IBN TAÏMIYA ET LES MOUVEMENTS ISLAMIQUES CONTEMPORAINS (1/2)

IBN TAÏMIYA ET LES MOUVEMENTS ISLAMIQUES CONTEMPORAINS (2/2)

 

 

Voir : Da’wa Sheïkh el Islâm ibn Taïmiya wa Atharaha ‘alâ el Harakât el Islâmiya el Mu’âsara wa Mawqif el Khusûm minhâ de Sâlih e-Dîn Maqbûl Ahmed.

 

Au cours du mois de Dhû el Qi’da de l’année 1347 de l’hégire, une réunion particulière se tint à el Isma’îliya en Égypte dans la maison de Hasan el Banna (1906-1949). Sous l’impulsion de son fondateur, cette réunion donna naissance au grand mouvement égyptien qui allait défrayer la chronique au-delà de ses frontières et tout au long du vingtième siècle ; la confrérie des Frères Musulmans. Six personnages ouvraient grands leurs oreilles au discours de leur leader et les sept personnes présentes dans la pièce en ce moment solennel se firent allégeance pour la cause de l’Islam.[1]

 

Celui qui sera le premier guide du mouvement évolua dans son enfance, dans un univers soufi. Lui-même adhérait à la confrérie Shâdhilite el Hasâfiya. Il monta très vite les échelons dans la secte et il aimait durant ses plus belles heures de dévotion, se rendre à pied au mausolée de son chef spirituel qui se trouvait à Damanhûr à vingt kilomètres de chez lui. Soucieux de réinstaller le Khalifat, il fonda dans un premier temps une association de bienfaisance qu’il dénomma el Jam’iya el Hasâfiya el Khaïriya. Élu secrétaire, il posait ainsi les premiers jalons de son futur mouvement. Il fut très influencé par l’école de pensée des réformateurs Jamel e-Dîn el Afghânî  et Mohammed ‘Abdû.[2]

 

Certains observateurs essayèrent en vain de faire la comparaison entre la Da’wa d’ibn Taïmiya et pour certains avec son lointain élève Mohammed ibn ‘Abd el Wahhâb[3] et celle de Hasan el Banna.[4]S’il est vrai que les Frères Musulmans ont fait des efforts non négligeables dans des domaines tels que la politique, l’économie et de la défense de l’Islam à une époque où l’influence occidentale faisait rage à travers la colonisation, il n’est pas possible d’en dire autant dans des domaines bien plus importants. Bien qu’ils aient inculqué une certaine prise de conscience à leurs concitoyens, il aurait fallu pour se conformer à la voie des prophètes et des grands réformateurs musulmans, se concentrer sur le dogme (la‘Aqîda) et sur le retour à la source. Ils auraient conjugué leurs efforts afin de les sortir des ténèbres de l’association et de l’innovation dans lesquels ils étaient plongés, pour les mener vers la lumière de l’unicité et de la Tradition.[5] Le prêche d’ibn Taïmiya était un prêche Salafi (traditionaliste).[6] Il était axé sur le retour aux enseignements du Coran et de la Sunna selon la compréhension des pieux prédécesseurs à tous les niveaux de la religion (le dogme, les rites, les relations, la politique, l’état, l’économie, la sociologie, etc.).

 

La Da’wa d’ibn Taïmiya était ainsi axée sur deux grands points fondamentaux : il cherchait à purifier les hommes de toutes les souillures qui entachaient l’unicité d’Allah au niveau de la ‘Aqîda et de leur imitation aveugle à une école quelconque au niveau notamment du Figh (les rituels).
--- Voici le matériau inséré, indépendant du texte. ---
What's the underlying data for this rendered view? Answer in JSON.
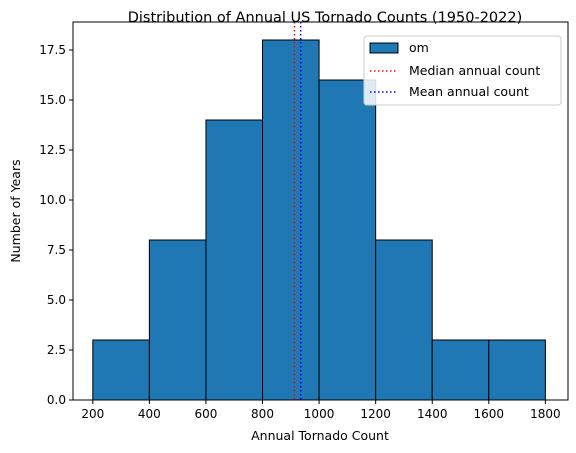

Alors que le premier guide des Frères Musulmans considère que les Textes liés aux Noms et aux Attributs divins relèvent des questions ambiguës du dogme (el Mutashâbih),[7] ibn Taïmiya établit qu’ils sont formels (Muhkam).[8] Hasan el Banna ne se contente pas de cela, il affirme par ailleurs à la manière des néo-Ash’arites, qu’il faut s’en remettre au Tafwîdh concernant le sens des Textes liés aux Noms et Attributs divins ; dans le sens où ils sont incompréhensibles et où Seul Allah est à même d’en pénétrer le sens.[9] Pourtant, selon ibn Taïmiya, les partisans du Tafwîdh qui se revendiquent du chemin des anciens, sont les partisans d’une des pensées les plus hérétiques de l’Islam.[10] Il faudrait plutôt les compter dans le camp des « négateurs » (eNufât), [11] bien qu’ils se revendiquent du juste milieu.

 

Alors que dans ses mémoires, el Banna fait l’apologie du soufisme,[12] Sheïkh el Islam fut l’un de ses plus grands détracteurs. Il dévoila notamment au grand jour les aberrations de la confrérie Rifâ’iya .[13] Cela n’a pas empêché Sa’îd Hawa, l’un des leaders syriens du mouvement d’en faire l’éloge. Il s’en prit également à l’éducation soufie façon el Ghazâlî.[14] Tout au long de son parcourt, el Banna n’a pas échappé à ses origines soufies à tel point que dans ses mémoires, il vante les mérites de son « excursion spirituelle » au mausolée de Damanhûr.[15] À l’inverse, ibn Taïmiya condamne sévèrement ce genre de pratiques.[16] Sa position dérangea tellement les soufies de l’époque, qu’ils montèrent contre lui les autorités qui le jetèrent en prison en 722 h.

 

Le quinzième fondement parmi el Usûl el ‘Ishrîn (les vingt fondements) qu’el Banna a institué à ses adeptes, stipule clairement qu’il n’y a aucun inconvénient à solliciter le secours d’Allah par l’intermédiaire de l’une de ses créatures (e-Tawassul), au cours des invocations. La question selon lui ne devrait pas soulever autant les passions étant donné qu’à ses yeux, celle-ci est subsidiaire dans le sens où elle n’est pas liée au dogme.[17] Ibn Taïmiya a tellement traité de cette question dans ses différents ouvrages, qu’on a l’impression que ses réfutations s’adressent directement à el Banna.[18] S’il est autorisé en effet de solliciter Allah par l’intermédiaire de l’invocation de l’un de ses serviteurs, on ne peut pas en dire autant quant à le faire par l’intermédiaire de sa personne. Cette nuance touche au cœur du dogme. L’invocateur doit s’appuyer sur des œuvres pieuses qu’elles proviennent de lui ou d’un autre, mais il ne doit pas se tourner vers les mérites qu’une personne concède auprès d’Allah.[19] Quant à avoir recours au e-Tawassul par l’intermédiaire du Prophète, il faut mettre en avant l’amour, l’attachement ou la fidélité qu’on lui porte, non y avoir recourt par l’intermédiaire de sa propre personne.[20]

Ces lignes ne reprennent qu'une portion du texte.